Lebih lanjut Hendro menambahkan, kalau seseorang dihina orang lain maka yang menghina tersebut harus dihukum. 

Mantan Menteri Transmigrasi dan Perambahan Hutan dalam Kabinet Pembangunan VII serta Menteri Transmigrasi dan PPH dalam Kabinet Reformasi itu mengatakan, di seluruh dunia itu menghina presiden itu ada pasalnya. "Kalau menurut saya, menghina presiden salah dong. Masa dipilih sendiri, begitu dipilih dan disuruh memimpin malah dihina-hina," katanya.
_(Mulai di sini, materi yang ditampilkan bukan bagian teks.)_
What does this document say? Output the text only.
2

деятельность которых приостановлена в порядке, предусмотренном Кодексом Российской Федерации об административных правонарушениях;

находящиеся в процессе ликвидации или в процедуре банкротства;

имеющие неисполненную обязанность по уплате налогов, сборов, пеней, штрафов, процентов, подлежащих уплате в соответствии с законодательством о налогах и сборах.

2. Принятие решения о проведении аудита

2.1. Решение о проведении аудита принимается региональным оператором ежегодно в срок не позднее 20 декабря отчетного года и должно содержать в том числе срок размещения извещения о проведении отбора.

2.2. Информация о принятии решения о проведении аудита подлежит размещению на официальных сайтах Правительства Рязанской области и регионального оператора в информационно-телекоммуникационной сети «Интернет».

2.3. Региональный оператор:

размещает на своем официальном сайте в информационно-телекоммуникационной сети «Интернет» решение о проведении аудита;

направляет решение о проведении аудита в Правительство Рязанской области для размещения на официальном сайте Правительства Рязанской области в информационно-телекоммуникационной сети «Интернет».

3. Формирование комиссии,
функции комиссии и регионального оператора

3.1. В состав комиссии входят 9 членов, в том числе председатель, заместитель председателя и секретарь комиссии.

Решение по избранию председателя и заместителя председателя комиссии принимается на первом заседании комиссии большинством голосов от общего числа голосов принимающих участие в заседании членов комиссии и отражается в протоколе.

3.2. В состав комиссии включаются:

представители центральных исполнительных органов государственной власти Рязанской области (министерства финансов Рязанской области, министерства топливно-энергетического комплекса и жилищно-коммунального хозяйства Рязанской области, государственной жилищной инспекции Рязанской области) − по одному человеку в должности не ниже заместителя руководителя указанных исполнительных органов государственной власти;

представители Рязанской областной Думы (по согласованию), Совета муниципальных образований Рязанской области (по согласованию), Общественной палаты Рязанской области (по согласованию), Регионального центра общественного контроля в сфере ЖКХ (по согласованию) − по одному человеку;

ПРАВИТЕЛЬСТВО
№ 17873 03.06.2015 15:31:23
Menurut Hendro lagi, mengkritik itu beda dengan menghina. Dia mencontohkan, kalau melakukan kesalahan lalu dikritik itu tidak masalah. "Tapi kalau (ngomong) eh lu presiden (maaf) bangsat lu, itu menghina," katanya.

Karenanya, ia menengaskan, dalam menanggapi sesuatu jangan emosional. Perlu pikiran yang tenang. "Dalam praktik saja kita lihat, masa orang maki-maki presiden kita biarkan? Ya tidak boleh dong. Kalau kritikan, biarkan saja," ungkap Hendro.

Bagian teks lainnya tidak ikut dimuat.